Short term memory is what you pass directly into the model.

Implementation

    const history = [
      {
        action: { name: "search_products", args: { query: "fishing rod" } },
        result: [{ name: "Rod 1", price: 850 }]
      }
    ];

Injecting into prompt

    function buildPrompt(state) {
      return `
        User goal:
        ${state.input}

        History:
        ${JSON.stringify(state.history, null, 2)}
      `;
    }

Long Term Memory

Short term memory is insufficient for the agent to remember large documents, user preferences and cross session knowledge; well here persistent memory is introduced.

Storage Options

Database (PostgreSQL, MongoDB)
Vector database (for semantic search)
File based storage (simple file systems)

for example:

    await db.insert({
      userId: "123",
      text: "User prefers Scorpion fishing rods",
      createdAt: Date.now()
    });

Tooling and Action Execution

Memory allows an agent to think with context but tools allow an agent to act on the world.
With tools, it becomes an interactive system capable of retrieving data, triggering workflows, and producing side effects; and without these tools, an agent is limited to text generation.

What Makes a “Tool”

A tool is any callable function that:

Accepts structured input
Performs an operation (internal or external)
Returns a result to the agent

Examples of Tools

API calls (weather, search, payments)
File system operations
Computation utilities

for example:

    const tools = {
      getWeather: async ({ city }) => {
        const res = await fetch(`https://api.weather.com/${city}`);
        return res.json();
      }
    };

Bare in mind that in tools scope, timeouts matter a lot as without constraints, latency can go endelessly.
One slow tool can block the entire agent loop.

Core Runtime

The center of the entire system is the agent loop.
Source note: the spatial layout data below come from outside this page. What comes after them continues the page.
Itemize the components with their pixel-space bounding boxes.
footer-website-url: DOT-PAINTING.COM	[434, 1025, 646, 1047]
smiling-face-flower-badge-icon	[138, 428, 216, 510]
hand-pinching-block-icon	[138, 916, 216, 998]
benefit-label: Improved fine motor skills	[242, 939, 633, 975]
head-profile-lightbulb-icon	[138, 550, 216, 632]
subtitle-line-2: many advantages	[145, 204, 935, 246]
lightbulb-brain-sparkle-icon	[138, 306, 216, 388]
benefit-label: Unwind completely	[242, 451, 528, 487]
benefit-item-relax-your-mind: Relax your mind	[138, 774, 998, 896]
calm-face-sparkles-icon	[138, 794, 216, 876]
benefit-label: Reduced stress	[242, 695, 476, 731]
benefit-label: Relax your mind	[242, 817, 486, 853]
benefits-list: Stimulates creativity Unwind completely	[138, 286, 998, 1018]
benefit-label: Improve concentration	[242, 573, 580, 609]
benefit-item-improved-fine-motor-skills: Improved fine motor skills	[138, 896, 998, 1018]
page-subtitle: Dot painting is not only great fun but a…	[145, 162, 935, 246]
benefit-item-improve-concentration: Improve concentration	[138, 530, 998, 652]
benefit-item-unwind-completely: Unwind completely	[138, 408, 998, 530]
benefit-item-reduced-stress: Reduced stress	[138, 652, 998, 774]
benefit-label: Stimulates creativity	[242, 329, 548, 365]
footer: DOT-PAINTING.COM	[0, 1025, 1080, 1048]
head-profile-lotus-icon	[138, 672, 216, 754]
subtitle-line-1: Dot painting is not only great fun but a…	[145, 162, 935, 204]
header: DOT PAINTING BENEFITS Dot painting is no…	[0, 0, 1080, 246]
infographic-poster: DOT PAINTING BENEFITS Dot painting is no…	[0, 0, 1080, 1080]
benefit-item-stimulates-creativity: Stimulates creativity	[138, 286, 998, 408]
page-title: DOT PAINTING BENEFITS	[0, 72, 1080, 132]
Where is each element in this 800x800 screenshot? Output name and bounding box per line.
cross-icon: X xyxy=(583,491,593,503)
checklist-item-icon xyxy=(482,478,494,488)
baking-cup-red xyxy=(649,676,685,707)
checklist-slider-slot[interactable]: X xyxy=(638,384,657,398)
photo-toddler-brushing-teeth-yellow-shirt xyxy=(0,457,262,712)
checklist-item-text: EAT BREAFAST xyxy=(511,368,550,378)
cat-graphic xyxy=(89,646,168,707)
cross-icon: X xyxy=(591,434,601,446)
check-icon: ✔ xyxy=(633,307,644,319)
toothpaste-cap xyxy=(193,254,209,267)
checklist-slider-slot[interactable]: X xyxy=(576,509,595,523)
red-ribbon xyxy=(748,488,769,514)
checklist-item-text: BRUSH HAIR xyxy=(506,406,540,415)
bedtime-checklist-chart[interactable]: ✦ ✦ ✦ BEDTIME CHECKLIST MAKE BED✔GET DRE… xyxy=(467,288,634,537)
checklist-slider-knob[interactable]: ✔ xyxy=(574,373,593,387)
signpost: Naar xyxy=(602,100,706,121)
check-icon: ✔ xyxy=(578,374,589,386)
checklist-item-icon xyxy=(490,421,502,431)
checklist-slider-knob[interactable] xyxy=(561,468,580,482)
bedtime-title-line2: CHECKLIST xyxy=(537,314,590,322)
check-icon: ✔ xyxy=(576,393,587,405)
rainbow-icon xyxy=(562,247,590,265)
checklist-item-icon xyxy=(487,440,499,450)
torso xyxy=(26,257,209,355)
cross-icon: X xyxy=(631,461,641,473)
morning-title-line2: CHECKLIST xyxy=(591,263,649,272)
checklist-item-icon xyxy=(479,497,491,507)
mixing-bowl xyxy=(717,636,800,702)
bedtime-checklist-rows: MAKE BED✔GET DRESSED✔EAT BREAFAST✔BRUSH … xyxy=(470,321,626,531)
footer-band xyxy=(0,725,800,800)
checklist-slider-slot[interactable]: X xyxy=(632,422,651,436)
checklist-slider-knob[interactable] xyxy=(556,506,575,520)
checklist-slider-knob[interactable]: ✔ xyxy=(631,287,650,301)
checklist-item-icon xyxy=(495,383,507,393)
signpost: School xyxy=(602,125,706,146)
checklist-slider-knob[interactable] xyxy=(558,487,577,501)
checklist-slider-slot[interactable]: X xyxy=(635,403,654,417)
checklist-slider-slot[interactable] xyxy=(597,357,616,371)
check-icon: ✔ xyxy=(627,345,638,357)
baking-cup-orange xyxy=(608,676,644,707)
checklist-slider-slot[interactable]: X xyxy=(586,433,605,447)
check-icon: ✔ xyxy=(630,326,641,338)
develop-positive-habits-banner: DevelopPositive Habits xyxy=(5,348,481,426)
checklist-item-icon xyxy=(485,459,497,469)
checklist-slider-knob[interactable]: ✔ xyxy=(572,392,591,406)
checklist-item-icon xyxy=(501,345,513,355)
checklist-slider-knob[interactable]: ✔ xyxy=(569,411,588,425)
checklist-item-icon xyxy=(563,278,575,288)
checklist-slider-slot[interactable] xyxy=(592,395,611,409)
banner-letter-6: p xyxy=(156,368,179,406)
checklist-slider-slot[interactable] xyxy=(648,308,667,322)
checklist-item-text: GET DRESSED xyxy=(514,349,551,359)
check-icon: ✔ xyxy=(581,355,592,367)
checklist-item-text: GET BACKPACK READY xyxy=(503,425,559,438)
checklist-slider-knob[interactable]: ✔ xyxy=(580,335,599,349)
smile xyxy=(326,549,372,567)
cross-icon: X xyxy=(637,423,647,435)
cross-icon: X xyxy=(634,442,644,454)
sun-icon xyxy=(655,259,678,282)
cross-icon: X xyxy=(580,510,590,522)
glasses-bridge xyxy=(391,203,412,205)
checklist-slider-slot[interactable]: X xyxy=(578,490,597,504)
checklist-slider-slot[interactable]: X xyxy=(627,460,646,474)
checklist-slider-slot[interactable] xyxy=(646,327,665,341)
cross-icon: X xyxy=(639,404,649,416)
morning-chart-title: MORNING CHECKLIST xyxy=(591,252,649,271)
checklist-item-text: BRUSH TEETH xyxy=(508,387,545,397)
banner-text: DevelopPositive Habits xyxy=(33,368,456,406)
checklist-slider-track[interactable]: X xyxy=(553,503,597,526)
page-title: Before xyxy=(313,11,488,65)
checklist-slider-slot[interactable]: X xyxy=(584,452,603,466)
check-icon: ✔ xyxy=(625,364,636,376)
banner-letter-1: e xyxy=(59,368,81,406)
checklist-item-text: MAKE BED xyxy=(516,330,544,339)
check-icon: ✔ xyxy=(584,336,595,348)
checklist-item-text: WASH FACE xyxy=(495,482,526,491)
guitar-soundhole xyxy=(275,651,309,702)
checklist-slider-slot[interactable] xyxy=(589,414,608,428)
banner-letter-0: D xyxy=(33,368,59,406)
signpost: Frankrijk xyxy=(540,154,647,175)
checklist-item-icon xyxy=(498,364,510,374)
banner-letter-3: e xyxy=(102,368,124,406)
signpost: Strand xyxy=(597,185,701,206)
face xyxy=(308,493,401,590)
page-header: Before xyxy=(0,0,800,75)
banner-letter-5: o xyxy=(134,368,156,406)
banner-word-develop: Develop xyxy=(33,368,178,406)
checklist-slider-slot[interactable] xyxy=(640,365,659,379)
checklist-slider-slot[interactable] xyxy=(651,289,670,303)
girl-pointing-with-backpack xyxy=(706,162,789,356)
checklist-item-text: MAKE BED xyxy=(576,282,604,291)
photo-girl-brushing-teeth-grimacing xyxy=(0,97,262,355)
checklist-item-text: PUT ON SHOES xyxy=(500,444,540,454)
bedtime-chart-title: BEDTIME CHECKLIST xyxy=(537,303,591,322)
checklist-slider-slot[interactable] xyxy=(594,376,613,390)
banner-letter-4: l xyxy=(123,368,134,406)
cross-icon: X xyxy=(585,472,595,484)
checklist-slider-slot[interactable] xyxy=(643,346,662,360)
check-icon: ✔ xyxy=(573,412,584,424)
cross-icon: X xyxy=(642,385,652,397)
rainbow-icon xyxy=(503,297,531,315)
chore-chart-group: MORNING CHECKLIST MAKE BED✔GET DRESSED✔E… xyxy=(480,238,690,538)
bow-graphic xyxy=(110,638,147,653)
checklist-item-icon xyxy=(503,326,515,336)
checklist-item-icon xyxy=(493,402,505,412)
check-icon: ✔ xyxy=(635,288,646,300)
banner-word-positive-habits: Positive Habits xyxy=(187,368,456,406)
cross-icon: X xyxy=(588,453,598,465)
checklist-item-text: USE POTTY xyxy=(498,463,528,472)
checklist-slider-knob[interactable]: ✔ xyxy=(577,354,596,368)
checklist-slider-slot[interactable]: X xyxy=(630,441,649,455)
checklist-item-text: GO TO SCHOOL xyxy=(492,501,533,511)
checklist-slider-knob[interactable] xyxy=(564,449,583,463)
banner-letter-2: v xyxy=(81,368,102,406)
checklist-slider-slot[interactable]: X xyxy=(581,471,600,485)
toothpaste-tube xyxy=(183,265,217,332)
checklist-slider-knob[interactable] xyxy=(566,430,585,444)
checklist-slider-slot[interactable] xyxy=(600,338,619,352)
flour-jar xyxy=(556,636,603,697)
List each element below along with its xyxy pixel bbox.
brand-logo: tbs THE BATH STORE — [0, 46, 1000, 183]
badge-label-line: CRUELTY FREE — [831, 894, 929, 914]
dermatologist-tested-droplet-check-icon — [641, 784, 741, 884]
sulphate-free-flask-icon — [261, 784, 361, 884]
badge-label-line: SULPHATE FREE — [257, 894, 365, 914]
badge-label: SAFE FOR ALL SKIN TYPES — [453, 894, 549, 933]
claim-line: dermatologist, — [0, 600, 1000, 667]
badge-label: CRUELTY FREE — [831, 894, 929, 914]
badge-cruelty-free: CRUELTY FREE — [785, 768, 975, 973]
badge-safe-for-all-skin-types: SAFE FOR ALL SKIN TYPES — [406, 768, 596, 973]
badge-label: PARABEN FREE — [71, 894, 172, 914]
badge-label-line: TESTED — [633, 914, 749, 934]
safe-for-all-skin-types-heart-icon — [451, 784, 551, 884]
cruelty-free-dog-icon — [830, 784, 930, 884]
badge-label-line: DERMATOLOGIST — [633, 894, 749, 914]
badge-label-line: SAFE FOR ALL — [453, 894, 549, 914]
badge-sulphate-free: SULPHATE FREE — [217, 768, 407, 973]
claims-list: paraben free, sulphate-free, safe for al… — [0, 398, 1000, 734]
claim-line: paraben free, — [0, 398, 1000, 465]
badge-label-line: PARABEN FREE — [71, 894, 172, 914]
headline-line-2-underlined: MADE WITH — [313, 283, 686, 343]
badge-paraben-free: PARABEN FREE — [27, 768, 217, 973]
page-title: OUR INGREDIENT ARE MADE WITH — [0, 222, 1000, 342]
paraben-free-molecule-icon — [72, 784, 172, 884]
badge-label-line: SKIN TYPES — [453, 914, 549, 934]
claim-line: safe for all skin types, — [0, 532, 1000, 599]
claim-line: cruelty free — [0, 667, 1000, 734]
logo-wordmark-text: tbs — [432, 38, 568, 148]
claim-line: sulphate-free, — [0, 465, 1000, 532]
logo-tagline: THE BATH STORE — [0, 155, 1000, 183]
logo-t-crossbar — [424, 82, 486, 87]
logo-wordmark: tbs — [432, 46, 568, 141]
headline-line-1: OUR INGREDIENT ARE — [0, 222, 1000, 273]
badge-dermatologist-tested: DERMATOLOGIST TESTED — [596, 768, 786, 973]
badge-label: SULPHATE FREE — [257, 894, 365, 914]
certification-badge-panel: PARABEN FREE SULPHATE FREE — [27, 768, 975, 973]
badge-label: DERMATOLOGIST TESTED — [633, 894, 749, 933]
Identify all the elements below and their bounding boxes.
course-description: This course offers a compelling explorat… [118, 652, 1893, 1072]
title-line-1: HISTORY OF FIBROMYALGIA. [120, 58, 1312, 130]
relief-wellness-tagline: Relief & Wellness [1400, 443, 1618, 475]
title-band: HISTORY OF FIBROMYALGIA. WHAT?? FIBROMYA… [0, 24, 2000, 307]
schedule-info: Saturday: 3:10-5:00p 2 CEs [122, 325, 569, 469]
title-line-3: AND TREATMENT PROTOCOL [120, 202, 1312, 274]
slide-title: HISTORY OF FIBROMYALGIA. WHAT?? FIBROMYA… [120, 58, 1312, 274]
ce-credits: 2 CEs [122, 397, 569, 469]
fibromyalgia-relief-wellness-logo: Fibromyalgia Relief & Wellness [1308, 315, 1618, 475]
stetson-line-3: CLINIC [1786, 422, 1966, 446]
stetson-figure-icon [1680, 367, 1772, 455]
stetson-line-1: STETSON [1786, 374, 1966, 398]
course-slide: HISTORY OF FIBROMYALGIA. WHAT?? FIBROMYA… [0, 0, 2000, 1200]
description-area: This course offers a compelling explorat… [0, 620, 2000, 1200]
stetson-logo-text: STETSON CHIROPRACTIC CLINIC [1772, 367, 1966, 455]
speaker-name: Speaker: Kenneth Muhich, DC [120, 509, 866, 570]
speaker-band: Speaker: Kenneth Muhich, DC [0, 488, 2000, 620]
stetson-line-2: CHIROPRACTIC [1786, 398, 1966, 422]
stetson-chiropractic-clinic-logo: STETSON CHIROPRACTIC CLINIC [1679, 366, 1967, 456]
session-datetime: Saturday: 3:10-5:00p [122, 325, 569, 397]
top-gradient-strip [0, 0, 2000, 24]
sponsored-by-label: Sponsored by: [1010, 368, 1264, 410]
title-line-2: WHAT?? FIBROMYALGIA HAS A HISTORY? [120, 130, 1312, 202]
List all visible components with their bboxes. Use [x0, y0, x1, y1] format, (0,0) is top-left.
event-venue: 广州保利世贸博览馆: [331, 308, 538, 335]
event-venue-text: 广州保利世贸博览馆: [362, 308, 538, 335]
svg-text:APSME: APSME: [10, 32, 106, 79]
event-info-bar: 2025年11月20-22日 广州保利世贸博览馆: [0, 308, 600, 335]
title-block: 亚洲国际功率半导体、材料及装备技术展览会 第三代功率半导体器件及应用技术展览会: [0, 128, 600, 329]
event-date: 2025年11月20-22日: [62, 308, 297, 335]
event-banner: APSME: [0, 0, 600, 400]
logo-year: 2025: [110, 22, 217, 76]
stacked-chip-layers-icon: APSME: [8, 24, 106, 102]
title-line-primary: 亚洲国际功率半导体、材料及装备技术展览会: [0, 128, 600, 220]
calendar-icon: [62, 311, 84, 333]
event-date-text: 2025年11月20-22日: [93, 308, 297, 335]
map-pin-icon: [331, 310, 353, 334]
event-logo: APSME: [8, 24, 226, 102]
Everything we’ve built so far, from policy, memory to tools, only becomes meaningful when orchestrated through a controlled execution loop

Minimal loop

    async function runAgent(input) {
      let state = {
        input,
        history: [],
        memory: []
      };

      for (let step = 0; step < 10; step++) {
        const action = await policy(state);
        const result = await execute(action);

        state = updateState(state, action, result);

        if (isDone(state, action)) break;
      }

      return state.output;
    }

Termination Conditions

Without termination logic, the loop is unbounded.

Practical Conditions

1. Explicit Final Action

if (action.type === "final"){
  return action.output;
}

2. Max Step Limit

if (step >= MAX_STEPS){
  throw new Error("Max steps exceeded");
}

3. Heuristic Completion

function isDone(state){
  return state.history.length > 0 &&
         state.history[state.history.length - 1].action.type === "final";
}

Why This Matters

Without termination, we will have:

Infinite loops
Unbounded cost
API rate issues

Conclusion

This article walked through what an AI agent actually looks like under the hood, from the control loop to memory and tools with small minimal JavaScript implementation. Keep in mind that this is not a deep or complete system just a minimal, educational implementation, basically just what I learned while exploring AI agents and there’s still a lot missing.
If you’re trying to learn this too, my advice is don’t start with frameworks, just try to build a small agent yourself; even a basic version will force you to understand a lot and that’s where the real learning happens.